The Biden administration offered humanitarian relief to Ukrainians in the United States on Thursday, which could protect as many as 30,000 people from being deported.
Ukrainians can remain for up to 18 months under the federal program known as Temporary Protected Status.
“Russia’s premeditated and unprovoked attack on Ukraine has resulted in an ongoing war, senseless violence” that has forced Ukrainians “to seek refuge in other countries,” Homeland Security Secretary Alejandro N. Mayorkas said.
The program is for people fleeing ongoing armed conflict, environmental disasters, or extraordinary and temporary conditions. As many as 30,000 Ukrainians may benefit, according to The Migration Policy Institute.

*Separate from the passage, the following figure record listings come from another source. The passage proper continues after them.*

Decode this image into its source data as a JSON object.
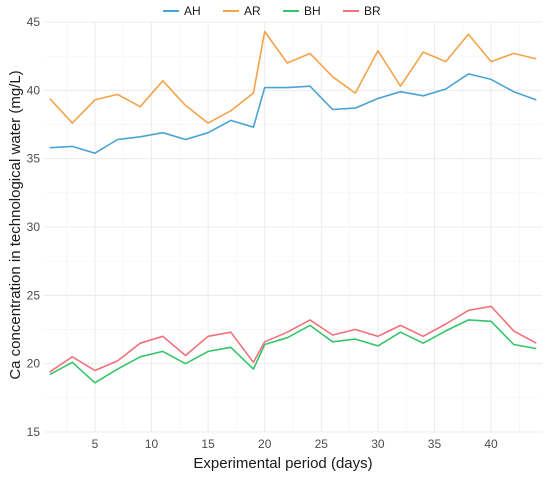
{
  "chart_data": {
    "type": "line",
    "title": "",
    "xlabel": "Experimental period (days)",
    "ylabel": "Ca concentration in technological water  (mg/L)",
    "xlim": [
      0.5,
      44.5
    ],
    "ylim": [
      15,
      45
    ],
    "x_ticks": [
      5,
      10,
      15,
      20,
      25,
      30,
      35,
      40
    ],
    "y_ticks": [
      15,
      20,
      25,
      30,
      35,
      40,
      45
    ],
    "grid": true,
    "legend_position": "top",
    "x": [
      1,
      3,
      5,
      7,
      9,
      11,
      13,
      15,
      17,
      19,
      20,
      22,
      24,
      26,
      28,
      30,
      32,
      34,
      36,
      38,
      40,
      42,
      44
    ],
    "series": [
      {
        "name": "AH",
        "color": "#4aa3d5",
        "values": [
          35.8,
          35.9,
          35.4,
          36.4,
          36.6,
          36.9,
          36.4,
          36.9,
          37.8,
          37.3,
          40.2,
          40.2,
          40.3,
          38.6,
          38.7,
          39.4,
          39.9,
          39.6,
          40.1,
          41.2,
          40.8,
          39.9,
          39.3
        ]
      },
      {
        "name": "AR",
        "color": "#f5a34a",
        "values": [
          39.4,
          37.6,
          39.3,
          39.7,
          38.8,
          40.7,
          38.9,
          37.6,
          38.5,
          39.8,
          44.3,
          42.0,
          42.7,
          41.0,
          39.8,
          42.9,
          40.3,
          42.8,
          42.1,
          44.1,
          42.1,
          42.7,
          42.3
        ]
      },
      {
        "name": "BH",
        "color": "#35c56a",
        "values": [
          19.2,
          20.1,
          18.6,
          19.6,
          20.5,
          20.9,
          20.0,
          20.9,
          21.2,
          19.6,
          21.4,
          21.9,
          22.8,
          21.6,
          21.8,
          21.3,
          22.3,
          21.5,
          22.4,
          23.2,
          23.1,
          21.4,
          21.1
        ]
      },
      {
        "name": "BR",
        "color": "#f2717a",
        "values": [
          19.4,
          20.5,
          19.5,
          20.2,
          21.5,
          22.0,
          20.6,
          22.0,
          22.3,
          20.1,
          21.6,
          22.3,
          23.2,
          22.1,
          22.5,
          22.0,
          22.8,
          22.0,
          22.9,
          23.9,
          24.2,
          22.4,
          21.5
        ]
      }
    ]
  }
}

Refugee advocates applauded the move.
Krish O’Mara Vignarajah, president and CEO of Lutheran Immigration and Refugee Service, called it “a concrete show of solidarity with the Ukrainian people. Protecting Ukrainian families from deportation is the least we can do amid a Russian onslaught that has targeted civilians and civilian infrastructure."

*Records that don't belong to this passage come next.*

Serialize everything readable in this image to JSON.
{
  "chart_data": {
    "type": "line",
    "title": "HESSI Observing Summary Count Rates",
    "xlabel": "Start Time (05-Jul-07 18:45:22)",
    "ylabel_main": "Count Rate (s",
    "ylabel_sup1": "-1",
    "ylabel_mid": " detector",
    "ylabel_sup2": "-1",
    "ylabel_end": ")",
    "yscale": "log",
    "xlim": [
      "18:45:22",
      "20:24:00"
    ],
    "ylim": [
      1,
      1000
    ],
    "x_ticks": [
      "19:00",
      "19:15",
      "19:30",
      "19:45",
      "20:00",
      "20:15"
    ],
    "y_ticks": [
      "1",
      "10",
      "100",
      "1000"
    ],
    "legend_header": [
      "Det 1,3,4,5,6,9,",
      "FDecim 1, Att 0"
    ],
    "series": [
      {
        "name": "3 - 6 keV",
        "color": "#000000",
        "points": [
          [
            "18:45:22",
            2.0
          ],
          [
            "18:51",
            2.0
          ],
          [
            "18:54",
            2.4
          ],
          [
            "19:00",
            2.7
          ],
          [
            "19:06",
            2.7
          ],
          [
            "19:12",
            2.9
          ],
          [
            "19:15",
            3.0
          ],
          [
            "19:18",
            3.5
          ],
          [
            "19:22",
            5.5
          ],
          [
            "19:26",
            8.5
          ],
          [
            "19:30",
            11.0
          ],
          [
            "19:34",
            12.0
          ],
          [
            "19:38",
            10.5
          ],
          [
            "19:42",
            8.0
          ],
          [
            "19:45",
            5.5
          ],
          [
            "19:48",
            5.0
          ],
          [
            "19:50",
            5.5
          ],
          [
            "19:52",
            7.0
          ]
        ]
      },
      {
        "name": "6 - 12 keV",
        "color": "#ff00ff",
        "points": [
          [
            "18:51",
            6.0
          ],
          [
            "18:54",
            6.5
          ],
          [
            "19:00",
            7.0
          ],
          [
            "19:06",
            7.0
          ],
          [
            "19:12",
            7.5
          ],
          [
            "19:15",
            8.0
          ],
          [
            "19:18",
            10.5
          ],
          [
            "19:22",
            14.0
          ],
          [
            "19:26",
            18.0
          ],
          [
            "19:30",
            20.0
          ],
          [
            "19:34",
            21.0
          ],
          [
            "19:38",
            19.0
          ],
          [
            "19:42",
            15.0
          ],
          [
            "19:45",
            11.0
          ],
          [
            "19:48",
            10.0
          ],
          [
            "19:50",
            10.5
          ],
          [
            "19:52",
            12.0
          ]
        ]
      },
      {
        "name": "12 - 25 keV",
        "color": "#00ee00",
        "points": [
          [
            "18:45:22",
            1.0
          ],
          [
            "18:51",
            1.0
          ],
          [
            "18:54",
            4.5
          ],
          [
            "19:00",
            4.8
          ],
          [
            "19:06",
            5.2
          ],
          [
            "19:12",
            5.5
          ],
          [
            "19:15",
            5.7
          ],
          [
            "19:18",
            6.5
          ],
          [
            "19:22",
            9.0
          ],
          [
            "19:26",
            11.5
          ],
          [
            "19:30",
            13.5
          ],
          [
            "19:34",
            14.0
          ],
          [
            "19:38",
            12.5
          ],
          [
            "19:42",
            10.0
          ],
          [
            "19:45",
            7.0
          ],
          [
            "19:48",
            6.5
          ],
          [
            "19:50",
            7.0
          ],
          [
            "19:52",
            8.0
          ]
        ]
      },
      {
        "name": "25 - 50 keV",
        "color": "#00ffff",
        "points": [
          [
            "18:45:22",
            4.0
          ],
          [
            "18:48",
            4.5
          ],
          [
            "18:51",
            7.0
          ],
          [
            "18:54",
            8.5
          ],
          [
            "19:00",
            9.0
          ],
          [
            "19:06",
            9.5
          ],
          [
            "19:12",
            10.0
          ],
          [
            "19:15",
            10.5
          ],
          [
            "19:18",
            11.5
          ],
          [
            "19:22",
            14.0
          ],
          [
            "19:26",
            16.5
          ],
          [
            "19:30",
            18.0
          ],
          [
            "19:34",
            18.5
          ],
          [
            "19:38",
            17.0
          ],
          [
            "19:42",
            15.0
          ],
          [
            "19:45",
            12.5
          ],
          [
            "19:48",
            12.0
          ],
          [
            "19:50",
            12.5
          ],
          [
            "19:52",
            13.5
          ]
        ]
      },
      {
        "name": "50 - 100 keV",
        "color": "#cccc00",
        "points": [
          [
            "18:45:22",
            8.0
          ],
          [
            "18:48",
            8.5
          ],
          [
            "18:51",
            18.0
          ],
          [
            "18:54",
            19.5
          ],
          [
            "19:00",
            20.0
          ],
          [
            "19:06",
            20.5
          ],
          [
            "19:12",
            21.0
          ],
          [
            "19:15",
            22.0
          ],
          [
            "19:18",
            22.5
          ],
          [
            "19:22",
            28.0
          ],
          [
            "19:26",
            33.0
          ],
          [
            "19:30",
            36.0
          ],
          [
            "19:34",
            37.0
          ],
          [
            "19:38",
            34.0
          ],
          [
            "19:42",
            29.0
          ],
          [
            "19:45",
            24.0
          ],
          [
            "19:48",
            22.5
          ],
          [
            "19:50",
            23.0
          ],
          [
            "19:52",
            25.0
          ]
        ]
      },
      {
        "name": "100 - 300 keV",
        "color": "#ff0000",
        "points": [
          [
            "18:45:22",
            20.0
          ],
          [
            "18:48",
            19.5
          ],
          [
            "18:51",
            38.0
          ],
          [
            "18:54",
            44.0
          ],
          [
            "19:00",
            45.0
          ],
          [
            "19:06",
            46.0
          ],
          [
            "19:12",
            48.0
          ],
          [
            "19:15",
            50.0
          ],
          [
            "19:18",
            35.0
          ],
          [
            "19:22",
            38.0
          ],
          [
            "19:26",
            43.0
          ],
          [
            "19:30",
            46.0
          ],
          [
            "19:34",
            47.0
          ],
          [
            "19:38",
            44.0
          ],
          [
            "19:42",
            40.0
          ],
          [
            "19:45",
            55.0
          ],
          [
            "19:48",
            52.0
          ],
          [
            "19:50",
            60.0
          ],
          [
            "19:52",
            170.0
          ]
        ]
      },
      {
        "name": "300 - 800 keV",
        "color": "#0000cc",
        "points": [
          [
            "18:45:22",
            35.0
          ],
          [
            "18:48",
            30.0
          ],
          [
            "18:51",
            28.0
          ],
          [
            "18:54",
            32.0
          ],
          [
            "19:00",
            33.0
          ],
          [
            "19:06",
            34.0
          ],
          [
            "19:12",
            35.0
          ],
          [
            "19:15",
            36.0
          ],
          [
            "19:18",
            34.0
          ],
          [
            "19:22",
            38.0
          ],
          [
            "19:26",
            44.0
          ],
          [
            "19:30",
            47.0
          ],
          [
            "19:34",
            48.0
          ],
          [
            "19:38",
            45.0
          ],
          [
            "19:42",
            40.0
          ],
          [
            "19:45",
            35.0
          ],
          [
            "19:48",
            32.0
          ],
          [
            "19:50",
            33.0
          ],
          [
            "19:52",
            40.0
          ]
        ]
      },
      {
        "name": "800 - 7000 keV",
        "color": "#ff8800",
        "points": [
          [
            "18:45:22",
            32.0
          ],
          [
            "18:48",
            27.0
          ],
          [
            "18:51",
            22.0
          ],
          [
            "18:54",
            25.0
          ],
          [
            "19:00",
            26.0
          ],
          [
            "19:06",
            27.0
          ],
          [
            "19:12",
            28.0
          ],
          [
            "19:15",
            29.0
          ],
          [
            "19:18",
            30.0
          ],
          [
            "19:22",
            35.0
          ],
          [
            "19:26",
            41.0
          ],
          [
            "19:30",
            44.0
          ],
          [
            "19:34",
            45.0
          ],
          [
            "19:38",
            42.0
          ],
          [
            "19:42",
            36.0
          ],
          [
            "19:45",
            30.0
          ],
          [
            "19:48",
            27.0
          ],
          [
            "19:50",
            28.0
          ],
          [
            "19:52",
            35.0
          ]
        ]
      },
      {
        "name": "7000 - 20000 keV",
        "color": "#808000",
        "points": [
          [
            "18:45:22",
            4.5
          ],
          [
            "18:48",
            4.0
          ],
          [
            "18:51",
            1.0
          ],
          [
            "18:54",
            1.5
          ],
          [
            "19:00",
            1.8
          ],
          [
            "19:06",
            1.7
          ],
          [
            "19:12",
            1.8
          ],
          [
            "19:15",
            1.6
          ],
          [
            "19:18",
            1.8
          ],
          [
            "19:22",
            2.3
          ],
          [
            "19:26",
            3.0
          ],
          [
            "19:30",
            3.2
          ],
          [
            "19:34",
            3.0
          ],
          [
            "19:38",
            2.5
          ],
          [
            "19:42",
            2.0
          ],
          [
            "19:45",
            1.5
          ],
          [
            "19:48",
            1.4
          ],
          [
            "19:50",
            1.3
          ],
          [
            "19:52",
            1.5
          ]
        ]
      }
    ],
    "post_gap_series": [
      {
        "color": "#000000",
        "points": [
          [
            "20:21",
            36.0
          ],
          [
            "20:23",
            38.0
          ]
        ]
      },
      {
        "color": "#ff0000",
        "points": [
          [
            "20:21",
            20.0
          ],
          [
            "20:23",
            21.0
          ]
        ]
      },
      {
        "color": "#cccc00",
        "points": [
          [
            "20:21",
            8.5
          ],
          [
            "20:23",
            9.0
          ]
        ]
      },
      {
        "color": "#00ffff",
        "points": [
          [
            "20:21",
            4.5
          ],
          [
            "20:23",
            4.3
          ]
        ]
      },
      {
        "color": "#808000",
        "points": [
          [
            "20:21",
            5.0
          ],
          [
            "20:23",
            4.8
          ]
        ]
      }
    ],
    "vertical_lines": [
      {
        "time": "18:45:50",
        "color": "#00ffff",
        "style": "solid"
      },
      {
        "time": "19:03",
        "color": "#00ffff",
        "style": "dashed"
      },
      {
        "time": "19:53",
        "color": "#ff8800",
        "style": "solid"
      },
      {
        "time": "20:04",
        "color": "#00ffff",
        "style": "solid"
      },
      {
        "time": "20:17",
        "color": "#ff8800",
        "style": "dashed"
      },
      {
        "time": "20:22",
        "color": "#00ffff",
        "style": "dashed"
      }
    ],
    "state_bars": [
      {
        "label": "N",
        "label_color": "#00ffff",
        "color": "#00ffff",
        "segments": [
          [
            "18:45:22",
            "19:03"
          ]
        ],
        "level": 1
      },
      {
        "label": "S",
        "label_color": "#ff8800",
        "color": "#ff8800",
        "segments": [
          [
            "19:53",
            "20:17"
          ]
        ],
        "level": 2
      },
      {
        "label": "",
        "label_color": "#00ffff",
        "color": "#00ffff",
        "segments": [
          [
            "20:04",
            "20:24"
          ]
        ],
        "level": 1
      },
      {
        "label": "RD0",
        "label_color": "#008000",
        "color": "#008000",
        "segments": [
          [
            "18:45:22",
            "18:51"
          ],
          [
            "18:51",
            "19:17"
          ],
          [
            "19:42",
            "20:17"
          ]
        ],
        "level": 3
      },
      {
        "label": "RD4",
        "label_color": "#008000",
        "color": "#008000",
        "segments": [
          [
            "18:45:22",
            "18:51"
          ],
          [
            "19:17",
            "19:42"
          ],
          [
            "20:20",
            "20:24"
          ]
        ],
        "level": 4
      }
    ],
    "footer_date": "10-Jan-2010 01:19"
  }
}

More than 4 million refugees may end up fleeing Ukraine due to Russia's ongoing invasion, the United Nations has said.
On Wednesday, the United Nations said that 1 million people have already fled since Russia began invading last week, an exodus without precedent in this century for its speed.

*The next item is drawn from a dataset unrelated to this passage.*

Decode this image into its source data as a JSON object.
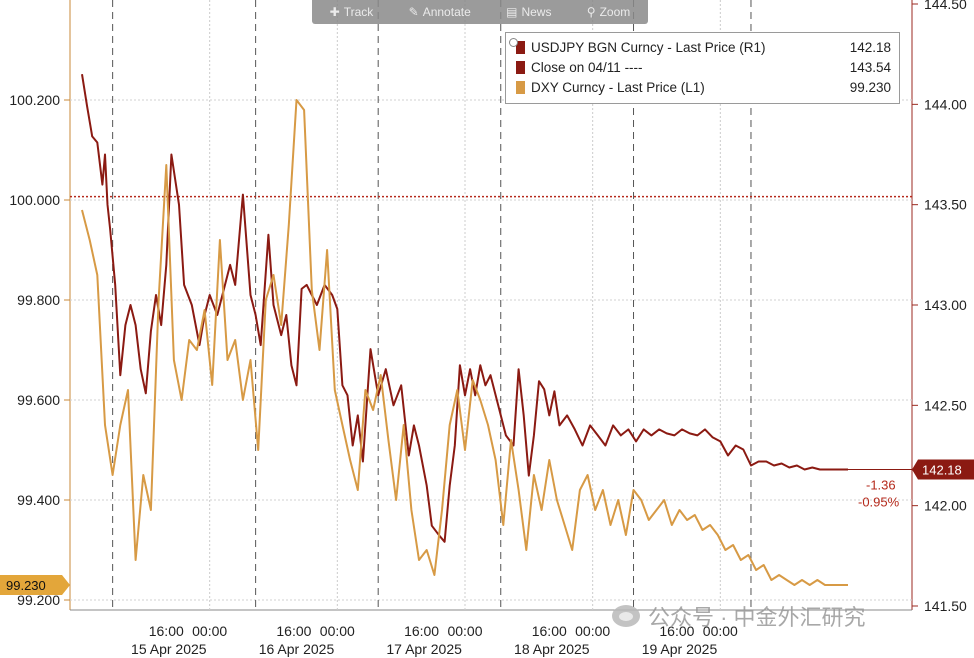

The United Nations says that “while the scale and scope of displacement is not yet clear, we do expect that more than 10 million people may flee their homes if violence continues, including 4 million people who may cross borders to neighboring countries,” U.N. spokesman Stephane Dujarric said Thursday.
Syria, whose civil war erupted in 2011, remains the country with the largest refugee outflows — nearly 5.7 million people, according to UNHCR’s figures. But even at the swiftest rate of flight out of that country, in early 2013, it took at least three months for 1 million refugees to leave Syria.